External catalog, lineage, and quality standards may provide constraint inputs, but imported constraints remain evidence with explicit assurance. A bridge must not upgrade catalog-declared or externally attested constraints to verified constraint evidence unless IncQL can represent and validate the underlying check.

Compatibility / migration

This RFC is additive. Existing plans without constraint evidence remain valid, but verification planners must treat missing constraint evidence as unknown rather than verified.

Alternatives considered

  • Trust catalog constraints by default. Rejected because catalogs and source metadata can be stale, incomplete, or semantically different from the verification profile.
  • Ignore constraints during verification planning. Rejected because it would make many useful checks unnecessarily expensive and would fail to explain why a cheaper strategy is sound.
  • Fold verification-aware planning into ordinary query optimization. Rejected because evidence strategy and query execution strategy have different goals and different correctness boundaries.
  • Allow data-dependent rewrites without recorded preconditions. Rejected because users need to audit why a verification strategy was considered sound.

Drawbacks

  • Constraint evidence adds more artifacts and more conservative diagnostics.
  • Verification planning can become complex when constraints have mixed assurance across partitions or profiles.
  • Weak constraint evidence may force staged verification, increasing latency before strong assurance is available.
  • Users may need clear reporting to distinguish a failed constraint from an unavailable verification strategy.

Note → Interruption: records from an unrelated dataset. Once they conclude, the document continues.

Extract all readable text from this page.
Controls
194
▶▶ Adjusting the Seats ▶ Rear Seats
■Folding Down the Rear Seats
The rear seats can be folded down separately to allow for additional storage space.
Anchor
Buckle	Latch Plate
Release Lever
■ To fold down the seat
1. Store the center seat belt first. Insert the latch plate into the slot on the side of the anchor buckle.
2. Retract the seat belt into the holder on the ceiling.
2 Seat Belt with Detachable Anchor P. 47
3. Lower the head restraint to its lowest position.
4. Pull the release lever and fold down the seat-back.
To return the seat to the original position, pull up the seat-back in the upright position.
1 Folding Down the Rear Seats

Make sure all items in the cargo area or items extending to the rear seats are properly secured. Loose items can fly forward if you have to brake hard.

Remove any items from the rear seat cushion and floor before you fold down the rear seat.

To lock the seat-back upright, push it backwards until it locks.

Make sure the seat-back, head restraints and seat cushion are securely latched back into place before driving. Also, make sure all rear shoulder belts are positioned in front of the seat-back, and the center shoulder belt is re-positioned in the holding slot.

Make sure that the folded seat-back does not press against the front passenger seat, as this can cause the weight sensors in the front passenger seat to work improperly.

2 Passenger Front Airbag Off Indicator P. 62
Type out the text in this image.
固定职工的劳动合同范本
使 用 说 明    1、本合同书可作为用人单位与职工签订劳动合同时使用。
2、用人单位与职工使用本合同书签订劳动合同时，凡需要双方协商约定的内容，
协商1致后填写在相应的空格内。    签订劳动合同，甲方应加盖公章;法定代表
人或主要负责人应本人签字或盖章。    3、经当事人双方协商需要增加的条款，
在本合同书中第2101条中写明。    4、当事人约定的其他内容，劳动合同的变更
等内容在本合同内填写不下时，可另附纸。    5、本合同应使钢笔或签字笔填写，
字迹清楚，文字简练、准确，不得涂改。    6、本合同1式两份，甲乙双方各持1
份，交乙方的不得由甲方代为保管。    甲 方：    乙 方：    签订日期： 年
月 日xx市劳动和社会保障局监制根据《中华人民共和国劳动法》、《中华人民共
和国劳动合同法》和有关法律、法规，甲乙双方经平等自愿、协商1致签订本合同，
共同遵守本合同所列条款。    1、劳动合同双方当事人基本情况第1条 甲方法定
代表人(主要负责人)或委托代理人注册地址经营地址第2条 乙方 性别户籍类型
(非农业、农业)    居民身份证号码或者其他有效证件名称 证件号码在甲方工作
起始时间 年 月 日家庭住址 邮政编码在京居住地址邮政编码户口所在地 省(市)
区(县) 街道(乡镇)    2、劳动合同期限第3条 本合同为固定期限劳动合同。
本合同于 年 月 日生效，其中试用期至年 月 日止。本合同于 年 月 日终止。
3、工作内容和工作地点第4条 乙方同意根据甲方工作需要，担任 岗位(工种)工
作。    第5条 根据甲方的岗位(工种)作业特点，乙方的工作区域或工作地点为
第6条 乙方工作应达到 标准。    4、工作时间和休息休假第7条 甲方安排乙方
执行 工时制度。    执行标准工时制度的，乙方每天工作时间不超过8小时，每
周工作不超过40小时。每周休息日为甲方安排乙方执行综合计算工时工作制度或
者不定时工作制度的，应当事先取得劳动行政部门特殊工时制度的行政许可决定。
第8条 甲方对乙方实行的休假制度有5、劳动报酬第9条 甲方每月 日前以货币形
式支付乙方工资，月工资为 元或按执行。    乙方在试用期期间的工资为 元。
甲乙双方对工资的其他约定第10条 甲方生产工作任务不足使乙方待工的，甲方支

Implementation architecture

This section is non-normative. A practical implementation can plan strategies such as row counts, keyed uniqueness checks, keyed digest checks, partition digest rollups, and sampled comparisons. The planner can then emit a structured plan explaining required constraints and fallback choices before any checks run.

Layers affected

  • IncQL specification — constraint evidence and verification plan vocabulary become part of the evidence model.
  • IncQL library package — inspection and verification APIs should be able to emit constraint evidence and verification plans.
  • Execution / interchange — adapters may report coverage for uniqueness checks, referential checks, partition coverage, and staged verification strategies.
  • Documentation — docs must explain that constraints are evidence with assurance, not hidden assumptions.

Unresolved questions

  • Which constraint kinds are required by this RFC?
  • What minimum cost and coverage fields should a verification plan expose?
  • Which assurance thresholds should built-in strategies require by default?
  • How should mixed-assurance constraints roll up from partitions to relations?
  • Should user-declared constraints be represented as authored metadata attachments, verification assertions, or both?